Paul Bérenger ne manque pas de rappeler que, 8 mois après avoir été initiée, l’enquête de l’Independent Commission Against Corruption (ICAC) dans l’affaire MedPoint « traîne toujours ». Il se demande en même temps si la Commission anti-corruption est « dur d’oreille » dans la mesure où, dit-il, dans bien d’autres cas, l’on n’entend rien jusqu’ici. Paul Bérenger cite Infinity BPO, Rose-Belle Sugar Estate et BoM. Le leader de l’Opposition revient aussi à la charge avec les contrats de travaux d’infrastructures attribués à AJMC Colas par le ministère des Infrastructures publiques sous l’Additional Stimulus Package.
M. Bérenger constate que, 8 mois après son déclenchement, l’enquête de l’ICAC dans l’affaire MedPoint « continue à traîner » alors même que, répète-t-il, encore, le ministre Rajesh Jeetah, « qui a donné naissance au bébé » et le PM Navin Ramgoolam, « qui avait présidé la réunion du Conseil des ministres », n’ont toujours « pas encore été auditionnés ».
Il se réjouit que le ministre Rashid Beebeejaun, dont le nom a aussi été cité, ces derniers jours, ait déclaré « se tenir à la disposition » de la Commission, même s’il prévoit que ce dernier ne sera pas interrogé par l’ICAC « dans 8 autres mois ». Ce qui fait dire au leader de l’Opposition que la Commission « se disqualifie un peu plus chaque jour et chaque semaine ».
Si, quand bien même une enquête a effectivement été enclenchée dans l’affaire MedPoint, Paul Bérenger se demande ce qu’il en est de bien d’autres « affaires »: Infinity BPO, les 27 arpents de Rose-Belle Sugar Estate, le projet au coût de Rs 100 millions « sans appel d’offres » à la Banque de Maurice…Il trouve ainsi que, dans tous ces autres cas, l’ICAC « semble être dur d’oreille ».
Dans le cas particulier d’Infinity BPO, M. Bérenger rappelle qu’à l’Assemblée nationale, le Dr Ramgoolam avait, pourtant, promis l’ouverture d’une enquête. « Enquête qui, ironise-t-il, attend d’être ouverte à l’infinity! » Au sujet de l’affaire concernant la BoM, le leader de l’Opposition s’étonne même qu’en dépit de ses « graves allégations » à ce sujet, à la BoM, c’est « business as usual » et « même pas un démenti ».

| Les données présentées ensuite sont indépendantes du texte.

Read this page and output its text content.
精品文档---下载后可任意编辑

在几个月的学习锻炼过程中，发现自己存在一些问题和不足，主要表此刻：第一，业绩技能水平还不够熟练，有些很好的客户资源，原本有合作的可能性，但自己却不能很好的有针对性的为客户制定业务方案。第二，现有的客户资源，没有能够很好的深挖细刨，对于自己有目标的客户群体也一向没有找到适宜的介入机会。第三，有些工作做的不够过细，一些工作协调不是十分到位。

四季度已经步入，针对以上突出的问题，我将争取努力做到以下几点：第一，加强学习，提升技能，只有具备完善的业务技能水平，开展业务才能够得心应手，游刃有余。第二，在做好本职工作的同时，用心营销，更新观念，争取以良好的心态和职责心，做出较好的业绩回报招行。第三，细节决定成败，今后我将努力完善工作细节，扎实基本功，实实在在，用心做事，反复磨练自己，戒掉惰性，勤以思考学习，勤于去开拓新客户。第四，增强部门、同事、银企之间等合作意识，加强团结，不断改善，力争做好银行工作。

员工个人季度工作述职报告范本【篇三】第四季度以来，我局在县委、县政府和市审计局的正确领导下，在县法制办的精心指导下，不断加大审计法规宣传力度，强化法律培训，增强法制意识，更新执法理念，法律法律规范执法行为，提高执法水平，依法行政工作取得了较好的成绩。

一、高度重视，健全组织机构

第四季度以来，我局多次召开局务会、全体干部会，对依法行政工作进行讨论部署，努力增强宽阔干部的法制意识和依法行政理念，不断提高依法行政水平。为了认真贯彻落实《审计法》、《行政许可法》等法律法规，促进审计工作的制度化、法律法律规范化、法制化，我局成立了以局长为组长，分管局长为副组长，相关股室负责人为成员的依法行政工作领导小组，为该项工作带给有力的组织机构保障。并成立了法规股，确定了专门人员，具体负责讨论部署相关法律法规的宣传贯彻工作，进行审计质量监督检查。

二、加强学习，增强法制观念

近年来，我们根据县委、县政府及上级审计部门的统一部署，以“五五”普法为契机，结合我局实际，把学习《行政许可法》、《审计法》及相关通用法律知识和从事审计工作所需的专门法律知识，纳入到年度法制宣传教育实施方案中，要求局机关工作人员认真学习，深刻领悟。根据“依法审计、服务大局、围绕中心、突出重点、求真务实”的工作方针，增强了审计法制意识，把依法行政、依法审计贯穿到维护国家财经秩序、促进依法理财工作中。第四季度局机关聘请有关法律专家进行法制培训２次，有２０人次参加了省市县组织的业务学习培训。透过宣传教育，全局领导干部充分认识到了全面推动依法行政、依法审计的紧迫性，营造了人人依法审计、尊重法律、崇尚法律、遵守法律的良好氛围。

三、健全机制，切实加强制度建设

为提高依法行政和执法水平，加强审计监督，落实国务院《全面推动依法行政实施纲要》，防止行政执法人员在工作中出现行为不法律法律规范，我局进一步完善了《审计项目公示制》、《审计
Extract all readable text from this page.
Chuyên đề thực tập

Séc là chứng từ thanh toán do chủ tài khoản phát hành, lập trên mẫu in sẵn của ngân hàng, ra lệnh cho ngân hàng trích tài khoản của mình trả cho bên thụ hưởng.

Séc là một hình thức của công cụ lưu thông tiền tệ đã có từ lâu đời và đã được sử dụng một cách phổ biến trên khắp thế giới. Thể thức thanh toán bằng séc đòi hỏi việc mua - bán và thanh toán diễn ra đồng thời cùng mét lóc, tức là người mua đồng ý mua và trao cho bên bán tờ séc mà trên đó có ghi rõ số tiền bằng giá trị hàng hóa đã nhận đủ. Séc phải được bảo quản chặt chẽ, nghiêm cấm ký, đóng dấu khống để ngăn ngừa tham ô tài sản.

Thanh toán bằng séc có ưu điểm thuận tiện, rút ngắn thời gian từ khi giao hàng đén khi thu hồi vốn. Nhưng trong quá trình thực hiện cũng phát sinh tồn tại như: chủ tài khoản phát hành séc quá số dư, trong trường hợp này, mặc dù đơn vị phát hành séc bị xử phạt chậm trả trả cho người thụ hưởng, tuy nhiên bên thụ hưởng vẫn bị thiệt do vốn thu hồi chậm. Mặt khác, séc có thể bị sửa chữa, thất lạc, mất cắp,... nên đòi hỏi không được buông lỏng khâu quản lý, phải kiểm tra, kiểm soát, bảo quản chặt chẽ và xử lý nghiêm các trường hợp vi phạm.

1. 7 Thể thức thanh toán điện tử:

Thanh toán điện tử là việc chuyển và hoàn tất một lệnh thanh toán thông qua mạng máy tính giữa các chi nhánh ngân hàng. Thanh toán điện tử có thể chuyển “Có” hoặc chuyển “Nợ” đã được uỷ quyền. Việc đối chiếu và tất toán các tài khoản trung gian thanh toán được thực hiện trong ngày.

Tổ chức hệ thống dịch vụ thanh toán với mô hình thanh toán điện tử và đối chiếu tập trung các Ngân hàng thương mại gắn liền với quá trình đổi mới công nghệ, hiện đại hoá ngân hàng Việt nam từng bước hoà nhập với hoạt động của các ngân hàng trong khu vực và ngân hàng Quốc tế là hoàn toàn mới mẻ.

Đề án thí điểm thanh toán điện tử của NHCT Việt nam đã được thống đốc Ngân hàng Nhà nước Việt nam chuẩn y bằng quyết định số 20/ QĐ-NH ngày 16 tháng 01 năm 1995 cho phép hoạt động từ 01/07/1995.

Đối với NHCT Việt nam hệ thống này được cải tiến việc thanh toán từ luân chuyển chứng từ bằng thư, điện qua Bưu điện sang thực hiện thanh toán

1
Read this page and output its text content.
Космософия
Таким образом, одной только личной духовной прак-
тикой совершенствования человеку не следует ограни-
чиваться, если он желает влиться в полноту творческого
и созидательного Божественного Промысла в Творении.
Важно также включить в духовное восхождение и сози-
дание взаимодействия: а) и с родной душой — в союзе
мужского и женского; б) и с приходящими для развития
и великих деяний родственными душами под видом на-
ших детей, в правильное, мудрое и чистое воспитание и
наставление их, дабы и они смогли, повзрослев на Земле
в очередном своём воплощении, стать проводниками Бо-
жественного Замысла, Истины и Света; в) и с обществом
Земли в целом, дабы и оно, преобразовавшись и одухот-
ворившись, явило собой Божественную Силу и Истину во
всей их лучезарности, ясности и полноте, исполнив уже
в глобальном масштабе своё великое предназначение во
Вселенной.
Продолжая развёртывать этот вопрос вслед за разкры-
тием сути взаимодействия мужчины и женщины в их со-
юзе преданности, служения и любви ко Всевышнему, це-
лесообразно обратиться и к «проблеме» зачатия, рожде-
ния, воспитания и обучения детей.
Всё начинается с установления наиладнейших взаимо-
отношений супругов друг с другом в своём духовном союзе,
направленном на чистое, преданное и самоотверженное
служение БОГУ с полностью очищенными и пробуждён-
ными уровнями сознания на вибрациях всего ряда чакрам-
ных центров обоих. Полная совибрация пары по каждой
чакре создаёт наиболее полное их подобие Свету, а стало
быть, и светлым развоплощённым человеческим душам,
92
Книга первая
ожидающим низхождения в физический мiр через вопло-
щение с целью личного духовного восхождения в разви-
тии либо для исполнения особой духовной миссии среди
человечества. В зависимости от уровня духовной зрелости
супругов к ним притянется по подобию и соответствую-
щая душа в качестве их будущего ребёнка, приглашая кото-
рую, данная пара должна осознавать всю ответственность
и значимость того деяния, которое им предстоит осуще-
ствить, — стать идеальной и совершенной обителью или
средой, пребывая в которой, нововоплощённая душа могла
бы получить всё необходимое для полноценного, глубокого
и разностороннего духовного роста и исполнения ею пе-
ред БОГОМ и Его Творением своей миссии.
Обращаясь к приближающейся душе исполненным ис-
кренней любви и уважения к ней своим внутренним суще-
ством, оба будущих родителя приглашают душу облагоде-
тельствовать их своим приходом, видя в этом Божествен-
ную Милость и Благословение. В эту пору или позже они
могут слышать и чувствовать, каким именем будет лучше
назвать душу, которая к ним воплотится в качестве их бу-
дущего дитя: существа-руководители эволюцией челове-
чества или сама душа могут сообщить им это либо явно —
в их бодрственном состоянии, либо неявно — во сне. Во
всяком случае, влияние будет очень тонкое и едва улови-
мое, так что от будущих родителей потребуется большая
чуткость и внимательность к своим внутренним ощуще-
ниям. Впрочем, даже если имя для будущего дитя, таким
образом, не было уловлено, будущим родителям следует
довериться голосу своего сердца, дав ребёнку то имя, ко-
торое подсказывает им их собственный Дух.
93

Aussi, revient-t-il à la charge sur un autre sujet qu’il entend, dit le leader de l’Opposition, soulever à l’Assemblée nationale à la reprise des travaux, « si reprise des travaux il y aura effectivement. » Ce cas porte sur le nombre de contrats obtenus du ministère des Infrastructures publiques par l’entreprise AJMC Colas pour des projets d’infrastructures sous le Stimulus Package Scheme.
Paul Bérenger rappelle qu’en réponse à une interpellation du député MMM Alan Ganoo à l’Assemblée nationale, le 27 juillet 2010, le ministre Anil Baichoo avait promis de déposer copie de la liste de ces différents contrats obtenus par la société concernée avec tous les détails relatifs aux dates respectives d’allocation ainsi qu’à leur valeur respective. M. Bérenger soutient qu’une année après, ces détails n’ont toujours pas été déposés à la bibliothèque du parlement.
Il explique encore qu’à une interpellation supplémentaire, M. Baichoo avait assuré que AJMC Colas était le soumissionnaire qui avait coté la proposition la moins chère. Le leader revient ainsi à la charge et demande au ministre de dire combien, en fin de compte, l’entreprise en question aura empoché à la fin des travaux après les « variations et autres ajustements » qui auraient, dit-il, été apportés à ces divers projets réalisés sous l’Additional Stimulus Package.
« Il est éloquent qu’un an après, le ministre Baichoo refuse de donner ces détails. Qu’a-t-il, donc, à cacher alors même qu’il avait, pourtant, pris l’engagement de les déposer à la bibliothèque de l’Assemblée nationale? », se demande M. Bérenger, qui lance un défi au ministre des Infrastructures publiques de rendre publique la liste complète concernée avec tous les détails y relatifs « dont la somme totale payée après les ajouts ». Et le leader de l’Opposition de revenir à la charge à la rentrée.